With roughly 53 cubic-feet of storage capacity within its nose for interchangeable payloads, Boeing's Ghost Bats could one day carry a variety of bombs and munitions including multiple tactical nuclear weapons.
Currently, three prototypes of the Ghost Bat have been built and flight-tested in Australia for the Royal Australian Air Force (RAAF) with at least one of those delivered to United States for its own tests and integration trials.
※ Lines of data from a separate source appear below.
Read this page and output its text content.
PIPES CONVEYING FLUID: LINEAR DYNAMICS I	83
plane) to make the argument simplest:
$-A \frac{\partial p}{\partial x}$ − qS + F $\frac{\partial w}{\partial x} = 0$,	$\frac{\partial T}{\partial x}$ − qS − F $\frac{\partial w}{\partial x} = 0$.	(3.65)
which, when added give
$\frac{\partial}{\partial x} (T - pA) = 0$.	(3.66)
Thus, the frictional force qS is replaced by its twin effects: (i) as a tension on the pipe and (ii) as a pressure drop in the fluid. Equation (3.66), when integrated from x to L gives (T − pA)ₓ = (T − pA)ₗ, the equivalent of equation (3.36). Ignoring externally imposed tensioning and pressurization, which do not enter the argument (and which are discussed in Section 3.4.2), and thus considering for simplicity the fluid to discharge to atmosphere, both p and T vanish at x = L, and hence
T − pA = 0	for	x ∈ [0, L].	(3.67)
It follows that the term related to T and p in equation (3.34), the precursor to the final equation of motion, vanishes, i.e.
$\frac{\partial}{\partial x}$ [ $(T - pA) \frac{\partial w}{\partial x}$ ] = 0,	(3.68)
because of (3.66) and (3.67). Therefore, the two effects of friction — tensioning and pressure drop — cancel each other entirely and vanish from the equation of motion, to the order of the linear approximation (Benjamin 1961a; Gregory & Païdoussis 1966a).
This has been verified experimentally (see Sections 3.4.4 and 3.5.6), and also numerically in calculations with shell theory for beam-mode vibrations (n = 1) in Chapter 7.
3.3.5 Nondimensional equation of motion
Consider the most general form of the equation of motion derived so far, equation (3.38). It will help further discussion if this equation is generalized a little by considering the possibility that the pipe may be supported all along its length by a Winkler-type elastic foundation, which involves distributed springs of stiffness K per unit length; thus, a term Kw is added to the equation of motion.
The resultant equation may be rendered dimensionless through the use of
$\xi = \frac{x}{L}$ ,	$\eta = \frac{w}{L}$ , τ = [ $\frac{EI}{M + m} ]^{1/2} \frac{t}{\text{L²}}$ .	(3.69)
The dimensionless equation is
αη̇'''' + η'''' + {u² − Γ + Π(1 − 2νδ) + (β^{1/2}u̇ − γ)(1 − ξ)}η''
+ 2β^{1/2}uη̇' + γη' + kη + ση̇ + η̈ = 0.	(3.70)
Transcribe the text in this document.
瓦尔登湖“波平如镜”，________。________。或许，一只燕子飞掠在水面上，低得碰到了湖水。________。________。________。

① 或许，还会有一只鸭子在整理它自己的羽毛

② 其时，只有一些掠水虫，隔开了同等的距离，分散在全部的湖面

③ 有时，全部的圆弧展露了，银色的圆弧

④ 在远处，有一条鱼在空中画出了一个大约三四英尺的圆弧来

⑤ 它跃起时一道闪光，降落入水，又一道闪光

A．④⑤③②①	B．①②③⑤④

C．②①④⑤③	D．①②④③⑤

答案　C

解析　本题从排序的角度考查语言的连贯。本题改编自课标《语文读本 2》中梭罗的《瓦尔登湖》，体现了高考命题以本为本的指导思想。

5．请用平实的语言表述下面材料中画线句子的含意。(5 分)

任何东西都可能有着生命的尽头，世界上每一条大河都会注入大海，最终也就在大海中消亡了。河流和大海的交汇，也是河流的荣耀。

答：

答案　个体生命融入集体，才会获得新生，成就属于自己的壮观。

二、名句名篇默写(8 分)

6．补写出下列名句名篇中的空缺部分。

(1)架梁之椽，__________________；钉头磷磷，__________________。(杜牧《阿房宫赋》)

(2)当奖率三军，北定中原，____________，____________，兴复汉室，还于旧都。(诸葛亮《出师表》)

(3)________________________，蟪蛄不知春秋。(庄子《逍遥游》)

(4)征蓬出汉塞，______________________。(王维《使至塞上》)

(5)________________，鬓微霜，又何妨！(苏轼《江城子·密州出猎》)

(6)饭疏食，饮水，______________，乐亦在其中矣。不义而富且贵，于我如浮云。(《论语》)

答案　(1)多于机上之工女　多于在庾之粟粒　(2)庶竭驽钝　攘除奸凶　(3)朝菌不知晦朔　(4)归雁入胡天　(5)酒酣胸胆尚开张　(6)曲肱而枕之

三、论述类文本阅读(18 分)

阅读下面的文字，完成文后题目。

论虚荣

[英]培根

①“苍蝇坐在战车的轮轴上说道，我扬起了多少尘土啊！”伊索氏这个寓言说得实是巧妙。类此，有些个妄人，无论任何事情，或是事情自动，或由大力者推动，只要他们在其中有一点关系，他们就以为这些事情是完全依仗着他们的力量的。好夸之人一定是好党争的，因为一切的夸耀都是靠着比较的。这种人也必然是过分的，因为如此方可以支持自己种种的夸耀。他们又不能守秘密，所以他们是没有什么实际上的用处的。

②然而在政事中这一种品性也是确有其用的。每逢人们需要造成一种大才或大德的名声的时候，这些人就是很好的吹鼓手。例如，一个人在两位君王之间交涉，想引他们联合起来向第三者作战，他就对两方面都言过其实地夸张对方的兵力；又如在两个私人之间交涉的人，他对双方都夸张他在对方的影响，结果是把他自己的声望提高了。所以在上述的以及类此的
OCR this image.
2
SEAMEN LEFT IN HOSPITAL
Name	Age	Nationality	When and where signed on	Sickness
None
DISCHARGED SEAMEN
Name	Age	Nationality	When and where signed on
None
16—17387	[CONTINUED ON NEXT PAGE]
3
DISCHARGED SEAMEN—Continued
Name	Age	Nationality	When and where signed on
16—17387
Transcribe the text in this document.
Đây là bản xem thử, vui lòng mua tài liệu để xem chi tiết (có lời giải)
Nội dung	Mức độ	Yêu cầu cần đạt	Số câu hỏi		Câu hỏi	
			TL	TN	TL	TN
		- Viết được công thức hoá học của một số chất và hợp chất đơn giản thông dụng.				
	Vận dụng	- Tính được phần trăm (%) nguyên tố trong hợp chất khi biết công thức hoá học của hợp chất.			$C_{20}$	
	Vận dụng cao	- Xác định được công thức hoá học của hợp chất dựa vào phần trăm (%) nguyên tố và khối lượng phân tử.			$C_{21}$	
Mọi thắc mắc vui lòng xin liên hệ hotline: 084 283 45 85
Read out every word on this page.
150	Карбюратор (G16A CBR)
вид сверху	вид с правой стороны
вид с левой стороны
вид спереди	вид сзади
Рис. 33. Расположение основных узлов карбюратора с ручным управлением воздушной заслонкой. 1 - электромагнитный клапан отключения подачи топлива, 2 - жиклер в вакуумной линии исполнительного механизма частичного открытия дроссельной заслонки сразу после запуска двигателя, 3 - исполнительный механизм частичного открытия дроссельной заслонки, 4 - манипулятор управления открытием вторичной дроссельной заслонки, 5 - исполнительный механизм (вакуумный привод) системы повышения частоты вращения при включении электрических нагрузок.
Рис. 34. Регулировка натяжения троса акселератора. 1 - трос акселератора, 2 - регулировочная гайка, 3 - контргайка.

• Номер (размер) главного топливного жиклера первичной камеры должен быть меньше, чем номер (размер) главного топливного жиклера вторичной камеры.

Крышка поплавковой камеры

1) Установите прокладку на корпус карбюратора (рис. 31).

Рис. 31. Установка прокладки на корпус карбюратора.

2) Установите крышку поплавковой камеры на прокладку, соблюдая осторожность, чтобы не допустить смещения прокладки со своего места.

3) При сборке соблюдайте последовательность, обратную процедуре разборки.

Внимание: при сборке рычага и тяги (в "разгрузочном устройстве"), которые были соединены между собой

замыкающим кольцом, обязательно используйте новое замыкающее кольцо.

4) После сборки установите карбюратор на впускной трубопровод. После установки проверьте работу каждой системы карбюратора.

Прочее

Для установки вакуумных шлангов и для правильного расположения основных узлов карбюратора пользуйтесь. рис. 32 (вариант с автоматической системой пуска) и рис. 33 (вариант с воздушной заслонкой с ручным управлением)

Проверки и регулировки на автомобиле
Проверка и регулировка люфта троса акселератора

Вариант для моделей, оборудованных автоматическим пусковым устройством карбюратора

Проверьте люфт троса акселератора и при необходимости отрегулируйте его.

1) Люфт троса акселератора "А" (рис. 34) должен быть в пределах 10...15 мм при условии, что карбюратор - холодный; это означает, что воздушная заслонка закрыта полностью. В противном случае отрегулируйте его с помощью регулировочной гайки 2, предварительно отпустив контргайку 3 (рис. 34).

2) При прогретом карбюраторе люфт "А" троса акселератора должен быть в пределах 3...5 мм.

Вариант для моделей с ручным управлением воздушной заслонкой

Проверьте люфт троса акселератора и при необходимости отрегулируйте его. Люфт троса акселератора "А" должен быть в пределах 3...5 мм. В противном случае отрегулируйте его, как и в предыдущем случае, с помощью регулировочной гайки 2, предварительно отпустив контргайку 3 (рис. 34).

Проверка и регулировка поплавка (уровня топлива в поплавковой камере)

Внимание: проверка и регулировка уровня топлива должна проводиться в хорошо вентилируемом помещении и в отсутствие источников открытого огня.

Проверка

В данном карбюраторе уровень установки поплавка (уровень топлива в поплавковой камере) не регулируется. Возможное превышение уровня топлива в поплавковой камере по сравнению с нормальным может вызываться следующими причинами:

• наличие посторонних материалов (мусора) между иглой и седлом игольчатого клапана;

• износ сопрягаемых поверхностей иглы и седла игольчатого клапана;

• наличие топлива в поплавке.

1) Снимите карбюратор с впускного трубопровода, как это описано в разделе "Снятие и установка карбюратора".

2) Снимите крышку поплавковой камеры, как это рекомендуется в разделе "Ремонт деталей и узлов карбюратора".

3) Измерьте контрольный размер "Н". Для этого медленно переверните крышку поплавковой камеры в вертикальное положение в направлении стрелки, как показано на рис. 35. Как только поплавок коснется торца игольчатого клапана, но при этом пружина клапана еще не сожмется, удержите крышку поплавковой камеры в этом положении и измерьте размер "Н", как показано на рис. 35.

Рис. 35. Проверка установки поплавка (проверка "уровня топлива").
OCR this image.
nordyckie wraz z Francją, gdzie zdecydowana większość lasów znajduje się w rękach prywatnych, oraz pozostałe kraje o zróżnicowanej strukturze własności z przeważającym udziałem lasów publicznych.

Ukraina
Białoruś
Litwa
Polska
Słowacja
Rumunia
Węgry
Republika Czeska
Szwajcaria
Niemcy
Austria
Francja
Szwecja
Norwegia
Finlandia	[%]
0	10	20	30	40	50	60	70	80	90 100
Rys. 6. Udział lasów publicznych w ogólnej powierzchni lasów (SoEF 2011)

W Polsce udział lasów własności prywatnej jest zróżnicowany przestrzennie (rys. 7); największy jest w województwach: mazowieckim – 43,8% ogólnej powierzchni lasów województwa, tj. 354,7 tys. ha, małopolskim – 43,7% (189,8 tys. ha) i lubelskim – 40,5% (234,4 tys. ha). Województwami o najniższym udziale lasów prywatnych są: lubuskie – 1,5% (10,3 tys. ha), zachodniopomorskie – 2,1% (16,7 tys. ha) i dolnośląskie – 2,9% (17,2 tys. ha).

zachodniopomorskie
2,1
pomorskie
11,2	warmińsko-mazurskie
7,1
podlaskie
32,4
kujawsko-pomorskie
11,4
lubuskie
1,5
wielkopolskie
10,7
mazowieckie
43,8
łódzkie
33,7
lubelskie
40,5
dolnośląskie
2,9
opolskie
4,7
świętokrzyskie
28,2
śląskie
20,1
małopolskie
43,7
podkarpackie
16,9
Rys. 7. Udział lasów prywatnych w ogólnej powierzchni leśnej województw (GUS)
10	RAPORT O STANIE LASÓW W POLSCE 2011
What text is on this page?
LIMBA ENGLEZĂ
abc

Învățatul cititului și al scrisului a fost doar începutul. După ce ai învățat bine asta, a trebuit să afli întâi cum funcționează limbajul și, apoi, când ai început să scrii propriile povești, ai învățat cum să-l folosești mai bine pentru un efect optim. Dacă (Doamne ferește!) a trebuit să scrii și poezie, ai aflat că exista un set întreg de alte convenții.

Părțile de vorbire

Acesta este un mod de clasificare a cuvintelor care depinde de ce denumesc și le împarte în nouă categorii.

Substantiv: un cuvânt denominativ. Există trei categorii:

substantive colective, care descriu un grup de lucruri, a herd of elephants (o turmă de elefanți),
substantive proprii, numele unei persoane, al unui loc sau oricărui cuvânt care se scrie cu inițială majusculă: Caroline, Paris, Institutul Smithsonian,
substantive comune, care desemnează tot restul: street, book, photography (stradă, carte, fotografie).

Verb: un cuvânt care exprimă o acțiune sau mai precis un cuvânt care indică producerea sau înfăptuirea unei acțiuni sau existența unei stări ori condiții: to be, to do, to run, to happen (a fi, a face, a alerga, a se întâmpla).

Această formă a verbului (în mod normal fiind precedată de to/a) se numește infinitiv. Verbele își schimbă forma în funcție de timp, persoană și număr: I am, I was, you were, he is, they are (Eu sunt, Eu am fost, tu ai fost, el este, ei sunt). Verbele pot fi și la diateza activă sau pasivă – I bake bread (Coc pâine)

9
However, critics told DailyMail.com in September that Boeing's plans raise concerns for public safety, national security and simply 'good use of of taxpayer funds.'
'Boeing's track record doesn't seem to indicate that it's necessarily the best one to implement this kind of thing,' as one former State Department official, Steven Feldstein, told DailyMail.com.
Boeing is in the running for a $6 billion contract with the US Air Force, which wants 1,000 AI-piloted fighter jets that can fly 30ft above the ground at 600mph and make moves that are too dangerous for manned planes.
The jets would bolster the current ailing and outdated fleet that leaders say is the smallest and oldest since the Air Force became a separate service in 1947.
Along with Boeing, Lockheed Martin, Northrop Grumman, General Atomics and Anduril Industries are also eyeing the contract.
But only the Boeing Ghost Bat has been flown publicly.
The Air Force, however, paused the contract award this month to rethink the aircraft's requirements of a fleet poised to replace the stealthy F-22 Raptor.